People have the same problem with wine of course and sometimes things
are fashionable because they’re fashionable, like Prosecco where flavour
appears eventually when you buy a good one, but I’m buggered if I can see what
all the fuss is about otherwise. Pinot
Grigio? Same problem. More interesting
and characterful alternatives of both exist, if only people were bold
enough. I call it “Indian Restaurant
Syndrome” – all that choice and I’m having the bloomin’ Jalfrezi again...
Getting the wine
choice wrong
Look, wine is made first and foremost as an accompaniment
to food. French wines especially evolved
alongside the gastronomy of their own native regions. The same is true of Spain, Italy and the rest
of Europe. The New World are still
catching up. We are well advised not to
bugger this arrangement up by trying to drink red with the seafood from the
mouth of the Loire – the locals invented Muscadet for precisely that
purpose. Yes, I know you might prefer
red wine, but you’ve got a Dover Sole on your plate (you idiot)... Be guided, don’t force food and wine
partnerships that are just plain daft. It’s not as simple as red with meat, white
with fish, there’s a bit more flexibility than that, and you can be creative as
long as you’re still sensible.
Putting ketchup on
everything (you know who you are...)
Claimed, by the older generation, to be the best way to
get young children to eat their vegetables.

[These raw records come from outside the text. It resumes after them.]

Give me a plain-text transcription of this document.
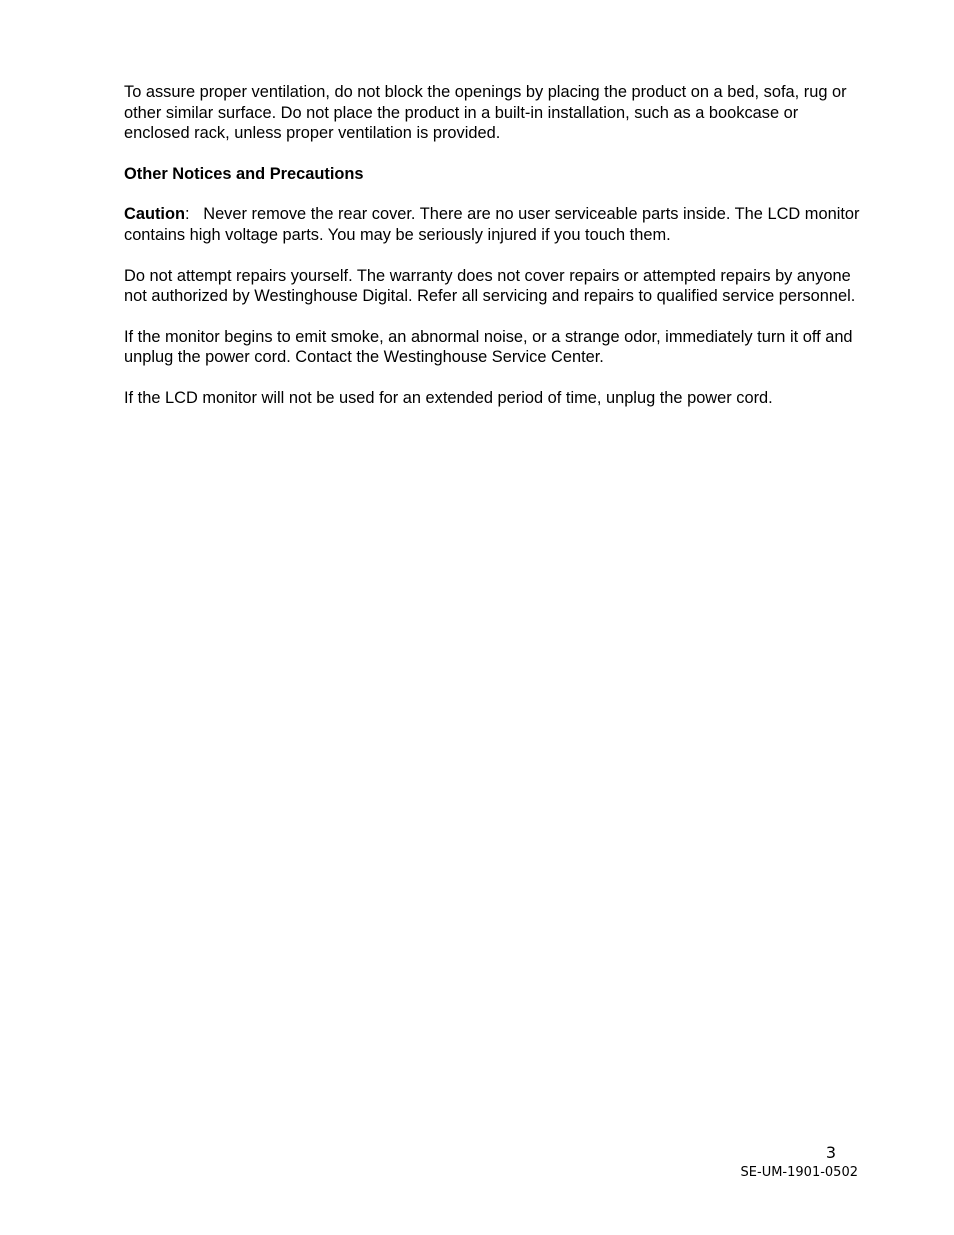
To assure proper ventilation, do not block the openings by placing the product on a bed, sofa, rug or other similar surface. Do not place the product in a built-in installation, such as a bookcase or enclosed rack, unless proper ventilation is provided.

Other Notices and Precautions

Caution:   Never remove the rear cover. There are no user serviceable parts inside. The LCD monitor contains high voltage parts. You may be seriously injured if you touch them.

Do not attempt repairs yourself. The warranty does not cover repairs or attempted repairs by anyone not authorized by Westinghouse Digital. Refer all servicing and repairs to qualified service personnel.

If the monitor begins to emit smoke, an abnormal noise, or a strange odor, immediately turn it off and unplug the power cord. Contact the Westinghouse Service Center.

If the LCD monitor will not be used for an extended period of time, unplug the power cord.

3
SE-UM-1901-0502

I have to say that it seems to work, though the downside is that they
grow up thinking that the world tastes of ketchup and missing out on all those
delicious flavours which your kitchen department spend hours creating. For the same reason the Queen thinks the
world smells like paint, because wherever she goes has just been given a fresh
coat ahead of her visit...
Making coffee with
boiling water
Please don’t do this, it burns the coffee apparently and
brings out the bitter flavours. Tea is a
different matter, in fact freshly boiled water is best but it’s a no no for
coffee.
Buying pre-grated
cheese
I bet you’ve seen them too, on the supermarket shelves,
bags of pre-grated cheese. What’s all
that about? How hard is it to grate a
bit of cheese? You have a grater in the
cupboard right? and cheese is a standard item you keep in stock in your
kitchen? So why the hell do you need to
buy pre-grated cheese? It’s just
lazy. I was thinking of starting a
campaign to rid all shops of pre-grated cheese but it looks like Donald Trump
has beaten me to it. I heard him only
the other day saying that he wanted to “Make America grate again.”
Confusing “this is
bad” with “I don’t like it”
As wine merchants we are very clear on the difference
between these. We have to be. We do a lot of tasting, and I mean A
LOT. We reckon that we taste 30-40 wines
for every one that makes it into our selection, even if only briefly. We weed out the poor, dull, bad value and
just plain boring ones so you can be confident that anything that we put our
name to is a good example of its type at its price. So, please don’t tell us that one of our
wines is poor. You might not like it but
that’s not the same thing, and not liking it is perfectly acceptable. Odd as it may seem, we do actually list a few
wines which we don’t actually like ourselves, but which we still recognise as
good wines. It is perfectly possible to
not like Shakespeare, or cabbage, but just because you don’t like them doesn’t
automatically make them bad.
Right, it’s your turn now. Can you think of any other examples?